THE Royal Australian Air Force Association Ballarat Branch held the Battle of Britain Commemorations on Sunday, including a flyover of RV-6 and Grumman Tiger aircraft from the Ballarat Aero Club. This year marked the 75th anniversary of the historic battle over England. Taking to the microphone, City of Ballarat Mayor Cr John Philips, welcomed everyone to the special occasion, adding it was an honour to be there. Cr Philips recalled the British Prime Minster Sir Winston Churchill’s speech, a tribute to the Royal Air Force, given to the British House of Commons, which, in part, reads ‘Never in the field of human conflict was so much owed by so many to so few’.
“Seventy five years on and we are fortunate to be enjoying the freedom and quality of the life that is the lasting legacy of the brave young airmen,” Cr Philips said.
“Make no mistake life in Australia would be very different had the Luftwaffe not been defeated. “Victory was not without a high price 537 RAF fighter command pilots died in the battle, at least 10 were Australian.
“These airmen will remain forever young and we continue to honour their feats and their memory. “I would like to commend the Ballarat Branch of RAAFA for ensuring the sacrifice and bravery shown in the skies over Britain 75 years ago, continues to be remembered.”
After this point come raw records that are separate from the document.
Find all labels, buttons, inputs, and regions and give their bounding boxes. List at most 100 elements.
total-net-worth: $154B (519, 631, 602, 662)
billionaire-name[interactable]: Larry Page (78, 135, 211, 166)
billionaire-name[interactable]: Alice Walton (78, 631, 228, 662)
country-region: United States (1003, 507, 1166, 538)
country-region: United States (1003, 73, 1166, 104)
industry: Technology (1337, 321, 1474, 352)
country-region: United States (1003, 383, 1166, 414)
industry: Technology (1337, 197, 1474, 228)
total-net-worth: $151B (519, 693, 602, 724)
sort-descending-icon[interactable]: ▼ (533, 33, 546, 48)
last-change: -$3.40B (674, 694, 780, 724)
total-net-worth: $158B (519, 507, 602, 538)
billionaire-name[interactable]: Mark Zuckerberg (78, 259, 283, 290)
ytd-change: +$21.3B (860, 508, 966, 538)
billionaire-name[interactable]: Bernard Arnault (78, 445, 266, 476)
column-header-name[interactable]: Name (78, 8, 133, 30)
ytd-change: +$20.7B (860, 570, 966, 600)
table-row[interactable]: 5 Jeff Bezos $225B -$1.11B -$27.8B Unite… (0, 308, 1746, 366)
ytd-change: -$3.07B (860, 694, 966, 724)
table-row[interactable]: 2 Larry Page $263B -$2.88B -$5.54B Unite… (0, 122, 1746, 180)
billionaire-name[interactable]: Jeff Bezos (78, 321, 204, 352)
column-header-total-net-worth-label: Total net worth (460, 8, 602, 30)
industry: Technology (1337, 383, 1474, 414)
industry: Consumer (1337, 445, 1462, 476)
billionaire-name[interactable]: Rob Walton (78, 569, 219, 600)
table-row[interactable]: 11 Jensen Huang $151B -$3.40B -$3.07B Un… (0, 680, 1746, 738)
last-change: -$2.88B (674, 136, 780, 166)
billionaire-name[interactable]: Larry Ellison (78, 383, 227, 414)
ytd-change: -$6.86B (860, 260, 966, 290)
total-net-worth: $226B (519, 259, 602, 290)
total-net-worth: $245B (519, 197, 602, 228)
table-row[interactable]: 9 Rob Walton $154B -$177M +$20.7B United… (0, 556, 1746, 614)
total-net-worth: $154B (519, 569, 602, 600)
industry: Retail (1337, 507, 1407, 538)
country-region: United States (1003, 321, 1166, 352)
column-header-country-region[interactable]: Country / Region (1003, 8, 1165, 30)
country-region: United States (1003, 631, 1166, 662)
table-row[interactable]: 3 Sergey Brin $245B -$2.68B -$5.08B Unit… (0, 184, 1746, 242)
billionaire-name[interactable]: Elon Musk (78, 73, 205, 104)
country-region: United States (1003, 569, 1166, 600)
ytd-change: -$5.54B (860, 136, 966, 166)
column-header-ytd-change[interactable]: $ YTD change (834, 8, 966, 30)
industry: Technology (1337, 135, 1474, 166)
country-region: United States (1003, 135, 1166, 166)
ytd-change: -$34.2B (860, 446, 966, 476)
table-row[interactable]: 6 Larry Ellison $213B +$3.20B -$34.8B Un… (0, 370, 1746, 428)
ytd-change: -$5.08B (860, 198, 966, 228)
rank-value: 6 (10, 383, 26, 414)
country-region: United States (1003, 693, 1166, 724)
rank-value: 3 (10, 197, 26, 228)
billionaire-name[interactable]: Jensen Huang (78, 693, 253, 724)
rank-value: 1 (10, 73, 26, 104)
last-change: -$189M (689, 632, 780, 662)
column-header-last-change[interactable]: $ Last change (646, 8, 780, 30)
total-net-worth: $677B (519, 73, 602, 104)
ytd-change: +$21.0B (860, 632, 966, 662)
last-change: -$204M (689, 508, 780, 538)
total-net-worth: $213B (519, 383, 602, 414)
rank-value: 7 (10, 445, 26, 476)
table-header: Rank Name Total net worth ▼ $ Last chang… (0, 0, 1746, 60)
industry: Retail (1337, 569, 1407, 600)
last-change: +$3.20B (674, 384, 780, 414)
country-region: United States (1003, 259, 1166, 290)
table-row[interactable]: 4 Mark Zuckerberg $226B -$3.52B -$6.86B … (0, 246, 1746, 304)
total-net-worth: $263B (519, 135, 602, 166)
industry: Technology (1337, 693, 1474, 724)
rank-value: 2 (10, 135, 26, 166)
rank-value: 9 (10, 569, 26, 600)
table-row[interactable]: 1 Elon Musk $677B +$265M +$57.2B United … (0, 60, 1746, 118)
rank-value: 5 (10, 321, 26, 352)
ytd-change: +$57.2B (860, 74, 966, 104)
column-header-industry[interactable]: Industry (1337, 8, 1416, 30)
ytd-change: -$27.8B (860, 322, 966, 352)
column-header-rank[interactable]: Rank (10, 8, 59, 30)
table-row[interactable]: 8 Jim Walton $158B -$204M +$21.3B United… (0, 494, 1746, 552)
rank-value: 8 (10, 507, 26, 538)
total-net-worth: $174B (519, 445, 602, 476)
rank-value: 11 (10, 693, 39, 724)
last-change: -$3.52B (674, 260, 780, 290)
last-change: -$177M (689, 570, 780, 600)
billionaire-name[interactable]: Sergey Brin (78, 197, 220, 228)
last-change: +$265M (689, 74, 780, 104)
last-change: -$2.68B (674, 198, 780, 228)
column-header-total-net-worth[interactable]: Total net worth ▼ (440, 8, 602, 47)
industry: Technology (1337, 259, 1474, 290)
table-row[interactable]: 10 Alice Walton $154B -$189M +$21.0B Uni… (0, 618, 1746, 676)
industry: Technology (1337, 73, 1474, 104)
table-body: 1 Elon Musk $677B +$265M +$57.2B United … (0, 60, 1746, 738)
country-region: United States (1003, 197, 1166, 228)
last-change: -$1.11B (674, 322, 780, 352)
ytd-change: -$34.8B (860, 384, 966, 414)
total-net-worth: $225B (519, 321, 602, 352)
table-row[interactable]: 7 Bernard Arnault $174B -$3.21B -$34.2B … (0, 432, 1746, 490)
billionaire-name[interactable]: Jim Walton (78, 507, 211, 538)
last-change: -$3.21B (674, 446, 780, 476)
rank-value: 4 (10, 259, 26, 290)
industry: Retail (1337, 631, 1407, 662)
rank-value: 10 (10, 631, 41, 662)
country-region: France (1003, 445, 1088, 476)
President of the RAAFA Ballarat Branch Tom Roberts OAM said at the wreath laying that it wasn’t just about the ‘fighter boys’ the ‘glamour ones’, there was a whole lot of backup – observation corp., radar stations, navy, army, aircraft production and repair and so on. “The actual combat went from July 10 to October 31,” Mr Roberts said. “There were four phases – first attacking the channel convoys, secondly attacking the radar bases and thirdly attacking all the RAF fighter stations to try and destroy planes on the ground and finally the blitz on London, which developed and continued on after the Battle of Britain was considered finished.”
On September 15 the Luftwaffe launched its largest and most concentrated attack against London in the hope of drawing out the RAF into a battle of annihilation. Around 1,500 aircraft took part in the air battles which lasted until dusk. The action was the climax of the Battle of Britain. “There no Australians remaining from the Battle of Britain,” Mr Roberts said. “There were only about 36, I think, Australians available in the combat, there were twice as many New Zealanders and that was basically because the output of pilots before the war was too many for the RAAF, having graduated from Point Cook a number of them went over on short service commission.”